Observed behavior • Cortex-A55
The PMU IRQ-exception count matches the actual number of IRQ exceptions triggered in the guest.
• Cortex-A76
The PMU IRQ-exception count is consistently higher than the actual number of guest IRQs. In my test environment, the hypervisor at EL2 only receives periodic EL2 timer interrupts, and there are no other EL2-level interrupts.
Interestingly:
The initial excess counts (before enabling EL2 exception counting) on A76
And the extra counts added after enabling EL2 exception counting
are both approximately equal to the number of EL2 timer interrupts.
To investigate further, I enabled PMU counting for EL2-level exceptions. After doing so, the total PMU count increased by an amount roughly equal to the number of EL2 timer IRQs — which is expected.
However, the original “excess” counts (observed before enabling EL2 exception counting) remain unexplained, despite closely matching the EL2 timer interrupt count.

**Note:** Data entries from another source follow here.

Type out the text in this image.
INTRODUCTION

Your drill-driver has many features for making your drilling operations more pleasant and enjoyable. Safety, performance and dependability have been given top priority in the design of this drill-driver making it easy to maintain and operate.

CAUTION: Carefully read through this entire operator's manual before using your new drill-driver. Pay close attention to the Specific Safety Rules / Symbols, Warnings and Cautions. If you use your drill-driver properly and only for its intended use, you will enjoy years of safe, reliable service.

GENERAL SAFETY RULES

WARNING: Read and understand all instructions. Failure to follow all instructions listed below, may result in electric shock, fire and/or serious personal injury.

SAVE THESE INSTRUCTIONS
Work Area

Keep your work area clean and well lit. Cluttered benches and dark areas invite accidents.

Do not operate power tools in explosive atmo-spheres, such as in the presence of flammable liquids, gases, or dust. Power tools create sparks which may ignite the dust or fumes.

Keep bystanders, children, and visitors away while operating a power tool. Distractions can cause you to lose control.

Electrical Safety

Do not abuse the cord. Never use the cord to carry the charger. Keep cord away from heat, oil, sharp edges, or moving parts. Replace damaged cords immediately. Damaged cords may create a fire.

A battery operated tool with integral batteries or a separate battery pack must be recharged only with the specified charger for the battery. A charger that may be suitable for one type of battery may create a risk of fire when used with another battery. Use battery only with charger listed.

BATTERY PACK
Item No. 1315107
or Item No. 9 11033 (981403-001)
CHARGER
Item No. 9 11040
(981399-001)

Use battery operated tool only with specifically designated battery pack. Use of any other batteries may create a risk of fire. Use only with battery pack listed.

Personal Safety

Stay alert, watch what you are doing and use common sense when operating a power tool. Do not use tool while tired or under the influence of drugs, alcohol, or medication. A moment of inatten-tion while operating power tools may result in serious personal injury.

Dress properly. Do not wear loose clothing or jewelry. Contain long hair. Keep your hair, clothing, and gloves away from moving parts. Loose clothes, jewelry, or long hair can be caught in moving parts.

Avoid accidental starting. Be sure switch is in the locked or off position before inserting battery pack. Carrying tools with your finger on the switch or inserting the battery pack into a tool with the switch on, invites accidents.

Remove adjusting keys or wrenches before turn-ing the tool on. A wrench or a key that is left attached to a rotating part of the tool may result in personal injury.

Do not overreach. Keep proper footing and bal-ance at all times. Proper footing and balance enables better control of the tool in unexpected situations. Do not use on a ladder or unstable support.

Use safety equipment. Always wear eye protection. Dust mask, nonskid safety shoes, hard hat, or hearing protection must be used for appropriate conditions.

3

This behavior is only observed on Cortex-A76, while Cortex-A55 does not show this issue.
Questions
Are there known differences in PMU exception event behavior between Cortex-A55 and Cortex-A76, particularly regarding IRQ exception counting at different exception levels?
On Cortex-A76, can the IRQ-exception PMU event be triggered by conditions related to EL2 timer interrupts, even when monitoring only EL0/EL1 exceptions from EL2?
Is it expected that A76 might count internal EL2-related exception transitions differently from A55, causing both the initial excess counts and the additional EL2-exception counts to align with the EL2 timer IRQ count?
Are there relevant errata or PMU modeling differences for Cortex-A76 related to exception-entry events?
Any clarification or guidance from ARM engineers would be greatly appreciated. Thank you!